According to the technician, gold’s recent breach of its long-term downtrend brings to mind 1999, when gold rose powerfully in a short period of time to break out of a period of progressively lower prices.
Wald says, “While that certainly set up a better trading environment, it wasn’t off to the races in 1999”.
A similar chart pattern has unfurled itself this time around, he says. He predicts only mild gains at best for the yellow metal in remainder of the year.
Referring to a level just £24.5 above Monday afternoon’s settlement price, he says, “There are signs of selling pressure at £896”.
Still, he’s not exactly bearish on gold, either — pointing to support on the chart just below £840.
But it is the opposite for Boris Schlossberg of BK Asset Management, the current environment strongly favours owning gold.

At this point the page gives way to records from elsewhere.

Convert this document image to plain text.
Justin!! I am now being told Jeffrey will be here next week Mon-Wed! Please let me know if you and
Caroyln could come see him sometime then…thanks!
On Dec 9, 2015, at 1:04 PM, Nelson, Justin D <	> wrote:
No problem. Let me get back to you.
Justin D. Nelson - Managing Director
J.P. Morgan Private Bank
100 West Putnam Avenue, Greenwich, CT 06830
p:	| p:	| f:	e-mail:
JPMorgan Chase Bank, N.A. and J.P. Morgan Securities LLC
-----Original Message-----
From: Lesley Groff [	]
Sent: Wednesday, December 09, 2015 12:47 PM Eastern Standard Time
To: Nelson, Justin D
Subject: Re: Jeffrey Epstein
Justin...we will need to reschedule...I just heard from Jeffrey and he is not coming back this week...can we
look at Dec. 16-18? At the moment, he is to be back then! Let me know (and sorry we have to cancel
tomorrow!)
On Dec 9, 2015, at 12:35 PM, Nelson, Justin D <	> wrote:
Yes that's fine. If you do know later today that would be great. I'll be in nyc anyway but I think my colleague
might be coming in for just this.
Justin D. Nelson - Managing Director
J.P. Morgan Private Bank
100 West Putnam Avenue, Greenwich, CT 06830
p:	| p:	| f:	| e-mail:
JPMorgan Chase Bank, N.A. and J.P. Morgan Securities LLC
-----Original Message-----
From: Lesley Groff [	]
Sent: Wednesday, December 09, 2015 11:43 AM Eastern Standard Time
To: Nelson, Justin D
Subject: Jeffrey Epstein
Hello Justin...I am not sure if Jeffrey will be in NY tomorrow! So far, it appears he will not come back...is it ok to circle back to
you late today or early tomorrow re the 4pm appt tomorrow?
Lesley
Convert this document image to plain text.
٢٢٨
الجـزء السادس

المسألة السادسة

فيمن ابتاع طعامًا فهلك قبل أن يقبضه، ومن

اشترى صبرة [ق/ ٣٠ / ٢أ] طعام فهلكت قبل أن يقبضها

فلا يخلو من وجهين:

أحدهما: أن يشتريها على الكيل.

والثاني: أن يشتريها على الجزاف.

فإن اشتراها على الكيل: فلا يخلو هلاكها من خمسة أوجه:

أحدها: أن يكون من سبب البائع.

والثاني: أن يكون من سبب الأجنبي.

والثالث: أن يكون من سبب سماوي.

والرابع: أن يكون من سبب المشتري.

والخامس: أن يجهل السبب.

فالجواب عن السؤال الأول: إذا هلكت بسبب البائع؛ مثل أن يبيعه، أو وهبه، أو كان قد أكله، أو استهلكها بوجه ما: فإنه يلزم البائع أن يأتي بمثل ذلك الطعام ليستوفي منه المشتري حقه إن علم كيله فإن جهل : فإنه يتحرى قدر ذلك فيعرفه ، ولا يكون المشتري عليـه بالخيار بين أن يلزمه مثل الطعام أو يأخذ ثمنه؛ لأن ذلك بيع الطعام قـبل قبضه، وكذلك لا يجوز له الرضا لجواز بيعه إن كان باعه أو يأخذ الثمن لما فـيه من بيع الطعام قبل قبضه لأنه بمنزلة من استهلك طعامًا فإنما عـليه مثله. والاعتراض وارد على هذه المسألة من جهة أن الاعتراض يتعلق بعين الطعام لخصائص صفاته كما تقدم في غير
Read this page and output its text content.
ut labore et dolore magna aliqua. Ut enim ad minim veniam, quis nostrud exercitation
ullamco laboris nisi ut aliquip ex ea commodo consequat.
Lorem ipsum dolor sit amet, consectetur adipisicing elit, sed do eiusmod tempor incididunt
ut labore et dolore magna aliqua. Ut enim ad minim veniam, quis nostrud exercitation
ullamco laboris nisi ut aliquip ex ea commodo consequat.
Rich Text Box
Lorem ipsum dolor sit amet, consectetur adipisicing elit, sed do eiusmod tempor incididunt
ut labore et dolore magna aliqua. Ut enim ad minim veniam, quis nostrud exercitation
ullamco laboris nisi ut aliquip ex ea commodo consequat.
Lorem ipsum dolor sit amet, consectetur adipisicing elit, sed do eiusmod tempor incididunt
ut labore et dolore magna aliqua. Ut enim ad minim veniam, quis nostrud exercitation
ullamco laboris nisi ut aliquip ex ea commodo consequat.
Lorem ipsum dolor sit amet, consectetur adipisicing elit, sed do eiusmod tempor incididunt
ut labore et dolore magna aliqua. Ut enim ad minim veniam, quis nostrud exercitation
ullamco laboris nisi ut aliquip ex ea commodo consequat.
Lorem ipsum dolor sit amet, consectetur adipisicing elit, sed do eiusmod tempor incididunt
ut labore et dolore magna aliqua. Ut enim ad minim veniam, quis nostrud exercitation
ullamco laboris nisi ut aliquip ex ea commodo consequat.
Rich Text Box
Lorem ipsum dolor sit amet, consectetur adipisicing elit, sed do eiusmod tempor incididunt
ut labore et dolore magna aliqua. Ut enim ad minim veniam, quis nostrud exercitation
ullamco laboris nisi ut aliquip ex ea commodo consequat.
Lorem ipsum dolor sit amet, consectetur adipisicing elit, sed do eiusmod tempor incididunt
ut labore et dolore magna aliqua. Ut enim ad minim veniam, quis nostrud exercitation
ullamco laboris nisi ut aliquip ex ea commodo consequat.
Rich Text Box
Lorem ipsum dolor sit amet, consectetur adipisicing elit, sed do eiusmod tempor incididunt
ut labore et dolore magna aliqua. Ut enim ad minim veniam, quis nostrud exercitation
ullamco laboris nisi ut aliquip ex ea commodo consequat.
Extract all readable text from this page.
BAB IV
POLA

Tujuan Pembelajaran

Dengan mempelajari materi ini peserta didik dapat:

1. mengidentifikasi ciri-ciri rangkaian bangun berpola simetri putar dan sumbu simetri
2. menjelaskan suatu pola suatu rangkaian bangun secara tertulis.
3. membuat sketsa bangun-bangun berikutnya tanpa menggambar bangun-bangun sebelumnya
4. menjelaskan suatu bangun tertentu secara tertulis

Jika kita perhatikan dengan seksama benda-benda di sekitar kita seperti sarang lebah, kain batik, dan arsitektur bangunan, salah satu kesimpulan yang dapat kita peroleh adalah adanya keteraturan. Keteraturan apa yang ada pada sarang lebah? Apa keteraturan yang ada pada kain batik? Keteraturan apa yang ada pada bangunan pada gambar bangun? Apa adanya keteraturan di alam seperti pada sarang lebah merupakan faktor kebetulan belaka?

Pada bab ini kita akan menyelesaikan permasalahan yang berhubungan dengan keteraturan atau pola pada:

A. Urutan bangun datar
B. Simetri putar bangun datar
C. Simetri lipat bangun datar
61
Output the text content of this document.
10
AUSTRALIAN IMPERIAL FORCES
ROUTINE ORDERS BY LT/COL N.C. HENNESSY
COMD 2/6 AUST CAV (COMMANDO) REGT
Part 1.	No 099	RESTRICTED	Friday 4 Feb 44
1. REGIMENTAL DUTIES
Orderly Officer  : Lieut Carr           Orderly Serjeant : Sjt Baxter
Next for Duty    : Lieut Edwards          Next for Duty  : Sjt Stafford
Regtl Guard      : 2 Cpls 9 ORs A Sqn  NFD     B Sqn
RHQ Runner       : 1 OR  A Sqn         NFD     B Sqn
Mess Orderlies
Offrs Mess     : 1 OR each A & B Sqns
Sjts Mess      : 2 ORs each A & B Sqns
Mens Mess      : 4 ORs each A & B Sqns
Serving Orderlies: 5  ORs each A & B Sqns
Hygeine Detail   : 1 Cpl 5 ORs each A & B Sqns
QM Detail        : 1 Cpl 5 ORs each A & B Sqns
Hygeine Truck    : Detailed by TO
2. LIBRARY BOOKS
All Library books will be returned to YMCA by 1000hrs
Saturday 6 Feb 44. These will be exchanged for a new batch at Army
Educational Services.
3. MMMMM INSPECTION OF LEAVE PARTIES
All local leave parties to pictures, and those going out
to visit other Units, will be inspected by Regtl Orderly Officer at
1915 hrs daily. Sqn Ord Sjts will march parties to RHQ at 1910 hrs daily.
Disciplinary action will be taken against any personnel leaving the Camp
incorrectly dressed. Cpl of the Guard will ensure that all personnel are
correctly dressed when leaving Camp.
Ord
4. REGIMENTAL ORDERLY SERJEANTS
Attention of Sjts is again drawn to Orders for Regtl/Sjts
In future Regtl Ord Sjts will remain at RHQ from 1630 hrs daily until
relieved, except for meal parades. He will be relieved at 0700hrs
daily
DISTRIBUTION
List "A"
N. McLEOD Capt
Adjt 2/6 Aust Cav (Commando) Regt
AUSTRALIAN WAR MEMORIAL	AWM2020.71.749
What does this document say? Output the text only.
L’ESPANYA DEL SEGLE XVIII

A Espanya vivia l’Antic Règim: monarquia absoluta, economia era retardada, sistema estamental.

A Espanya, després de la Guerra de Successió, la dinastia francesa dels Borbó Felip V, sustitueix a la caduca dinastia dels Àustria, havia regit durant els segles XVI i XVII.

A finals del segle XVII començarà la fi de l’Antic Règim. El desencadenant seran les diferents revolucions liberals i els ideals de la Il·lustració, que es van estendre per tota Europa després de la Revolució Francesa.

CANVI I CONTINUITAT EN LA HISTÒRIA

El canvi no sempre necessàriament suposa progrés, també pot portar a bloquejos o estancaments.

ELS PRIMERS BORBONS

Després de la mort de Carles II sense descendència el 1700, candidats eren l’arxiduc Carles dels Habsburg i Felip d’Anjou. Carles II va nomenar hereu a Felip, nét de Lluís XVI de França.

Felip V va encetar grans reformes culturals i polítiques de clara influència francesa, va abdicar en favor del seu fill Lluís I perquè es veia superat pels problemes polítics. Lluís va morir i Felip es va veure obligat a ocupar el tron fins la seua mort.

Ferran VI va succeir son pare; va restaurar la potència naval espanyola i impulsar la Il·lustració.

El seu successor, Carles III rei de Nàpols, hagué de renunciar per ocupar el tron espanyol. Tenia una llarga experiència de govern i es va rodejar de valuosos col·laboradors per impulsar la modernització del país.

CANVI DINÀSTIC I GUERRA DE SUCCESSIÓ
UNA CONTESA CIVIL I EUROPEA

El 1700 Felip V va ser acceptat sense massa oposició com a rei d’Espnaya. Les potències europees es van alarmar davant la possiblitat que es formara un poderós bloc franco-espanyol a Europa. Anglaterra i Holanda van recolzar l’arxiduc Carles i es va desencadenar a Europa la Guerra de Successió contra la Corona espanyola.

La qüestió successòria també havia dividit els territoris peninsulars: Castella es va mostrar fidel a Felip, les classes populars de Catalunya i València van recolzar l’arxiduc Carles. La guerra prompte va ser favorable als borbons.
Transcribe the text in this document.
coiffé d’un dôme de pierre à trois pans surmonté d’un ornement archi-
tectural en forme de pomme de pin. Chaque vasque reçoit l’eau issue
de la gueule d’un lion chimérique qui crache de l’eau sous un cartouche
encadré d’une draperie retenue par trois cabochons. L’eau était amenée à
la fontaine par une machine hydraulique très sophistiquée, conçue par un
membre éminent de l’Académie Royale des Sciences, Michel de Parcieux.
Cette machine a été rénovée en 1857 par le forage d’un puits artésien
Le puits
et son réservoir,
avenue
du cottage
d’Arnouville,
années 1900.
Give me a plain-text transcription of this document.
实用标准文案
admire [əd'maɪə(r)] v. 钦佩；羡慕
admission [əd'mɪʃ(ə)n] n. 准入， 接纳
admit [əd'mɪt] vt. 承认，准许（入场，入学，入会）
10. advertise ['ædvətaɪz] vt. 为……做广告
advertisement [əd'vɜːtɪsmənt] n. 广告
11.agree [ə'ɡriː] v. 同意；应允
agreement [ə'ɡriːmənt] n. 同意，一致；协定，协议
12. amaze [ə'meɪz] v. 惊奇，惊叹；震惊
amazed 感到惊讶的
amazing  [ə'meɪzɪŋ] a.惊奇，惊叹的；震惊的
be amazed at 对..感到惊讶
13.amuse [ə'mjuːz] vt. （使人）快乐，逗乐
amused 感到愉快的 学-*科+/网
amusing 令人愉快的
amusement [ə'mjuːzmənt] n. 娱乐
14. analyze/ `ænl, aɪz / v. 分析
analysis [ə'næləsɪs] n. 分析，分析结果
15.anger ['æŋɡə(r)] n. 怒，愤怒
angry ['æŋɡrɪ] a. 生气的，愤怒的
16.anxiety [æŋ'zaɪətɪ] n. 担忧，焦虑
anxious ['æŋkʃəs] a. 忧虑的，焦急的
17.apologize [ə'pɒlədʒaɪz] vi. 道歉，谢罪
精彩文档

Schlossberg said Monday, “The single biggest knock on gold is the fact that gold doesn’t yield anything. But in a day and age where cash doesn’t yield anything, gold looks very, very attractive, and I think that’s why you’re seeing this very strong bid underneath gold”.
The currency strategist would specifically recommend buying the popular SDPR gold ETF (GLD), which has seen massive inflows this year.
Of course, some suggest buying the physical metal rather than the ETF — reasoning that this better protects an investor from a major financial meltdown or zombie attack, either of which could negatively impact market liquidity. But Schlossberg terms the reasoning flawed.
He predicted, “If you have a zombie attack, at that point, your investment in gold is the least problem you have in the basket”.